The rationale why Vakeel Saab works extraordinarily properly within the second half boils down to how sincere it is about what it desires to say. The presence of Pawan Kalyan and Prakash Raj, particularly when the 2 take one another head on, accentuates the drama. Sparks fly throughout their arguments and director Sriram Venu channelises Pawan Kalyan’s aggression to a dramatic impact. In contrast to Amitabh Bachchan’s Deepak Sehgal in Pink, Pawan Kalyan’s Vakeel Saab is much more flamboyant, aggressive, and argumentative within the court docket. There’s no room for subtlety, and the entire second half has an unrestrained vitality that uplifts the underlying emotion within the story. As Satyadev, Pawan Kalyan delivers one of his finest performances in a very long time.

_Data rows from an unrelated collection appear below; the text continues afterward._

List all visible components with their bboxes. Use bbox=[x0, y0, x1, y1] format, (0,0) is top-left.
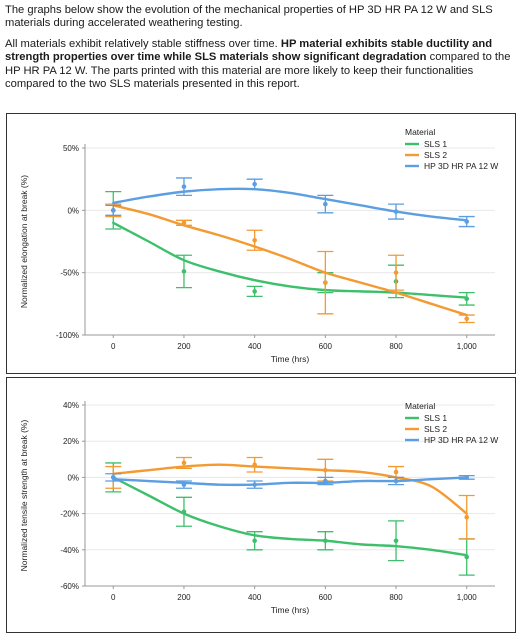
tensile-y-tick-label: 40% bbox=[63, 401, 79, 410]
tensile-series-1-point bbox=[181, 509, 187, 515]
elongation-series-3-point bbox=[110, 208, 116, 213]
elongation-series-3-point bbox=[393, 209, 399, 214]
tensile-series-3-point bbox=[252, 482, 257, 487]
elongation-x-tick-label: 600 bbox=[319, 342, 333, 351]
intro-text: The graphs below show the evolution of t… bbox=[5, 4, 523, 91]
elongation-chart-panel: 50% 0% -50% -100% 0 200 400 600 800 1,000 Time (hr… bbox=[6, 113, 516, 374]
elongation-x-tick-label: 400 bbox=[248, 342, 262, 351]
tensile-series-3-point bbox=[323, 478, 328, 484]
tensile-x-tick-label: 800 bbox=[389, 593, 403, 602]
elongation-x-tick-label: 200 bbox=[177, 342, 191, 351]
tensile-series-1-point bbox=[464, 554, 470, 560]
elongation-series-1-point bbox=[464, 296, 470, 302]
tensile-series-1-trend-line bbox=[112, 476, 468, 557]
elongation-x-axis-label: Time (hrs) bbox=[271, 354, 310, 364]
intro-para1-text: The graphs below show the evolution of t… bbox=[5, 4, 493, 30]
intro-para2-end: compared to the HP HR PA 12 W. The parts… bbox=[5, 51, 511, 91]
tensile-series-3-point bbox=[181, 482, 187, 487]
elongation-x-tick-label: 800 bbox=[389, 342, 403, 351]
elongation-series-2-point bbox=[393, 270, 399, 275]
tensile-y-tick-label: -40% bbox=[60, 546, 79, 555]
tensile-series-3-trend-line bbox=[112, 476, 468, 487]
elongation-series-3-point bbox=[181, 184, 187, 189]
elongation-series-3-point bbox=[252, 181, 257, 187]
tensile-series-2-trend-line bbox=[112, 463, 468, 515]
elongation-series-2-point bbox=[252, 237, 257, 243]
elongation-y-tick-label: 0% bbox=[67, 206, 79, 215]
tensile-y-tick-label: 20% bbox=[63, 437, 79, 446]
elongation-legend-label: HP 3D HR PA 12 W bbox=[424, 161, 498, 171]
tensile-chart-panel: 40% 20% 0% -20% -40% -60% 0 200 400 600 800 1,000 Ti… bbox=[6, 377, 516, 633]
elongation-series-2-point bbox=[181, 220, 187, 226]
intro-paragraph-1: The graphs below show the evolution of t… bbox=[5, 4, 523, 31]
tensile-chart: 40% 20% 0% -20% -40% -60% 0 200 400 600 800 1,000 Ti… bbox=[19, 401, 498, 615]
intro-para2-start: All materials exhibit relatively stable … bbox=[5, 37, 281, 50]
intro-para2-highlight: HP material exhibits stable ductility an… bbox=[5, 37, 493, 64]
intro-paragraph-2: All materials exhibit relatively stable … bbox=[5, 38, 523, 92]
elongation-chart: 50% 0% -50% -100% 0 200 400 600 800 1,000 Time (hr… bbox=[19, 127, 498, 364]
tensile-legend-label: HP 3D HR PA 12 W bbox=[424, 435, 498, 445]
elongation-y-tick-label: 50% bbox=[63, 144, 79, 153]
elongation-y-axis-label: Normalized elongation at break (%) bbox=[19, 175, 29, 308]
tensile-legend-title: Material bbox=[405, 401, 435, 411]
elongation-x-tick-label: 0 bbox=[111, 342, 116, 351]
tensile-legend-label: SLS 2 bbox=[424, 424, 447, 434]
elongation-series-3-point bbox=[323, 201, 328, 207]
tensile-series-3-point bbox=[393, 478, 399, 484]
tensile-series-2-point bbox=[252, 462, 257, 468]
tensile-series-2-point bbox=[323, 467, 328, 473]
tensile-series-1-point bbox=[393, 538, 399, 544]
tensile-x-tick-label: 1,000 bbox=[457, 593, 478, 602]
tensile-x-tick-label: 0 bbox=[111, 593, 116, 602]
elongation-series-2-trend-line bbox=[112, 204, 468, 317]
elongation-legend-label: SLS 2 bbox=[424, 150, 447, 160]
elongation-series-2-point bbox=[323, 280, 328, 285]
tensile-y-tick-label: -20% bbox=[60, 510, 79, 519]
tensile-series-1-point bbox=[252, 538, 257, 544]
elongation-y-tick-label: -100% bbox=[56, 331, 79, 340]
tensile-x-tick-label: 400 bbox=[248, 593, 262, 602]
elongation-series-3-trend-line bbox=[112, 187, 468, 222]
tensile-series-2-point bbox=[393, 469, 399, 475]
elongation-series-1-point bbox=[181, 269, 187, 274]
elongation-series-2-point bbox=[464, 316, 470, 322]
tensile-series-3-point bbox=[464, 475, 470, 480]
tensile-x-axis-label: Time (hrs) bbox=[271, 605, 310, 615]
elongation-x-tick-label: 1,000 bbox=[457, 342, 478, 351]
tensile-x-tick-label: 600 bbox=[319, 593, 333, 602]
tensile-legend-label: SLS 1 bbox=[424, 413, 447, 423]
elongation-series-1-point bbox=[252, 289, 257, 294]
tensile-series-1-point bbox=[323, 538, 328, 544]
elongation-legend-title: Material bbox=[405, 127, 435, 137]
tensile-y-tick-label: 0% bbox=[67, 473, 79, 482]
elongation-series-1-trend-line bbox=[112, 221, 468, 299]
elongation-legend-label: SLS 1 bbox=[424, 139, 447, 149]
elongation-series-3-point bbox=[464, 219, 470, 224]
tensile-x-tick-label: 200 bbox=[177, 593, 191, 602]
tensile-y-axis-label: Normalized tensile strength at break (%) bbox=[19, 420, 29, 572]
tensile-y-tick-label: -60% bbox=[60, 582, 79, 591]
tensile-series-2-point bbox=[464, 514, 470, 520]
tensile-series-3-point bbox=[110, 475, 116, 480]
elongation-y-tick-label: -50% bbox=[60, 269, 79, 278]
tensile-series-2-point bbox=[181, 460, 187, 466]
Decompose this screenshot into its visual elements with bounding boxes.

Whereas Pawan Kalyan and Prakash Raj give the movie its firepower, its emotional core lies with what the three actresses – Nivetha Thomas, Anjali, and Ananya – carry to the desk. They make you empathise with their state immediately and the trials and tribulations they undergo really feel much more private, even when they play mute spectators to all of the drama unfolding round them. It’s the look on Nivetha’s face, even when she restrains her tears, that leaves a lump in your throat. It’s the gaze of a lady who’s making an attempt to stand tall whereas everybody round her turns judgemental about her character. In Anjali’s case, it’s her helplessness, and for Ananya, it’s her innocence that captivates your consideration.
It’s not and not using a motive why the factor that issues probably the most in Vakeel Saab is how properly the courtroom segments are dealt with. Proper from the dialogues by Mamidala Tirupathi and manufacturing design by Rajeevan, to PS Vinod’s cinematography, the courtroom scenes within the second half depart a long-lasting impression. The pacing of the story feels close to good, and three cheers to music director Thaman for delivering a background rating that matches the riveting drama unfolding inside and outdoors the court docket.
For Sriram Venu, a movie like Vakeel Saab is at least a litmus take a look at about how properly he can do justice to each the star and the story. Not solely did he go the take a look at on each counts but additionally, he leaves you with lots to take into consideration, past Pawan Kalyan’s display presence. Vakeel Saab desires to combat the precise combat, even when it turns its gaze away from the three girls on the centre of all of the drama to glorify its lead actor. It tells us that one should stand by the reality irrespective of how onerous the journey is and one should not quit preventing in between. It’s this intent that issues probably the most. In spite of everything, what stays probably the most with you after watching the movie is what occurs within the court docket.